A quantum particle in a periodic potential, coupled to a dissipative environment, undergoes a localization transition as dissipation increases. Below a critical coupling, the particle tunnels freely between potential wells. Above it, the particle is trapped. This is the Schmid transition, debated for decades regarding its universality class.

Capone et al. (arXiv:2603.16227) use World-Line Monte Carlo simulations to prove that the Schmid transition belongs to the Berezinskii-Kosterlitz-Thouless universality class. The transition is driven by the unbinding of vortex-antivortex pairs in the imaginary-time path integral, exactly as in the classical BKT transition of two-dimensional XY models. The quantum problem maps to a classical one, and the classical one is BKT.
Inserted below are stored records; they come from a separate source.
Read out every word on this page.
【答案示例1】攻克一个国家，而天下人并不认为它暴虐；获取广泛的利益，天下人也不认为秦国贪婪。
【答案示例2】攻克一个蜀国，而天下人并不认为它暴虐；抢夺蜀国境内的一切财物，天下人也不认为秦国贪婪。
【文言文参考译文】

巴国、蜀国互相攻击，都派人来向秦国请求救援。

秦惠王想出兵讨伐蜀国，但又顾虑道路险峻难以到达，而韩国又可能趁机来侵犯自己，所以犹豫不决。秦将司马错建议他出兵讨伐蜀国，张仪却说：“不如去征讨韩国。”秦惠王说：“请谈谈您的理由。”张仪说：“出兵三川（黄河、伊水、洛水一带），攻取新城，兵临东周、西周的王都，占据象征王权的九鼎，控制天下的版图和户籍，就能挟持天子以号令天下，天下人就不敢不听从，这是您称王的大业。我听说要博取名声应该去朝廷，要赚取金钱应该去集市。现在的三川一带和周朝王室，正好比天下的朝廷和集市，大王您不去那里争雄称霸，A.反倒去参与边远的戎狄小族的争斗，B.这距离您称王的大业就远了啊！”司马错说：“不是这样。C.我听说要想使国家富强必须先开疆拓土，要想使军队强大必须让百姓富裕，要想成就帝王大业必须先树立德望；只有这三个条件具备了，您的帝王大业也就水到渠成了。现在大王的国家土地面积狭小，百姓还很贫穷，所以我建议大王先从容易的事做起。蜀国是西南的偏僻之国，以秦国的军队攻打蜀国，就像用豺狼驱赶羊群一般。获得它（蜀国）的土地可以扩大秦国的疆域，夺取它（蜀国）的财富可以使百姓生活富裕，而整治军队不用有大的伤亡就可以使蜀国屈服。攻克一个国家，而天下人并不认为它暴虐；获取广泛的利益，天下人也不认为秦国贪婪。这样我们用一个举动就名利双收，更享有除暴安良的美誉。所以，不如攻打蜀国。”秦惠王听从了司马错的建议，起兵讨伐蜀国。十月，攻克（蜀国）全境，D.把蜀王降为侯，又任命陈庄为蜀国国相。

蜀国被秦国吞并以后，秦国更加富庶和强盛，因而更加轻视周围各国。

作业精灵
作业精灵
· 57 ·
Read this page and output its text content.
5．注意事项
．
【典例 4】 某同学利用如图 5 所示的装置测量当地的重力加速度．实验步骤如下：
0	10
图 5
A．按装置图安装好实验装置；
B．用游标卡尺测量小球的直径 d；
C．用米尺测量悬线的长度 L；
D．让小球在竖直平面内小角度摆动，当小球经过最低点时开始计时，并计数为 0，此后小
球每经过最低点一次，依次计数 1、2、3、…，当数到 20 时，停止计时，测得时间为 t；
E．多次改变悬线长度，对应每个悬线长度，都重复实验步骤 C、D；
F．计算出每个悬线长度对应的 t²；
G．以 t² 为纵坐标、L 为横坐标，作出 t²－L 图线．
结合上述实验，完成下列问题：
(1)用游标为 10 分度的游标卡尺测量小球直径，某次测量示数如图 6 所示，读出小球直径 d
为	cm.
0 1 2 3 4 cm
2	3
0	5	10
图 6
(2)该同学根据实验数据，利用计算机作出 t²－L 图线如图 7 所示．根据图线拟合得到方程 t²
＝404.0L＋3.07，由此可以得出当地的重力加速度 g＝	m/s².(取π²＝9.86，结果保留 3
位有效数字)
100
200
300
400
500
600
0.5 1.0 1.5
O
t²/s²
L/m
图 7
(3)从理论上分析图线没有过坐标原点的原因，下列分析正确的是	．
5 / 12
But the transition is fragile. It exists only for Ohmic dissipation — a spectral function that is linear at low frequencies. Sub-Ohmic dissipation (sublinear spectral function) destroys the transition entirely; the particle is always localized for any nonzero coupling. Super-Ohmic dissipation (superlinear) also destroys it; the particle always delocalizes. The BKT physics requires exactly the Ohmic spectral exponent.

This fragility is unusual. Most phase transitions are robust to perturbations — they may shift in location but persist in kind. The Schmid transition vanishes under arbitrarily small deviations from the Ohmic condition. The criticality is governed strictly by the low-frequency behavior of the spectral function, and any change in the low-frequency exponent eliminates the vortex-unbinding mechanism entirely.

The transition exists on a knife edge. Not between two phases, but between two functional forms of dissipation — and the edge has zero width.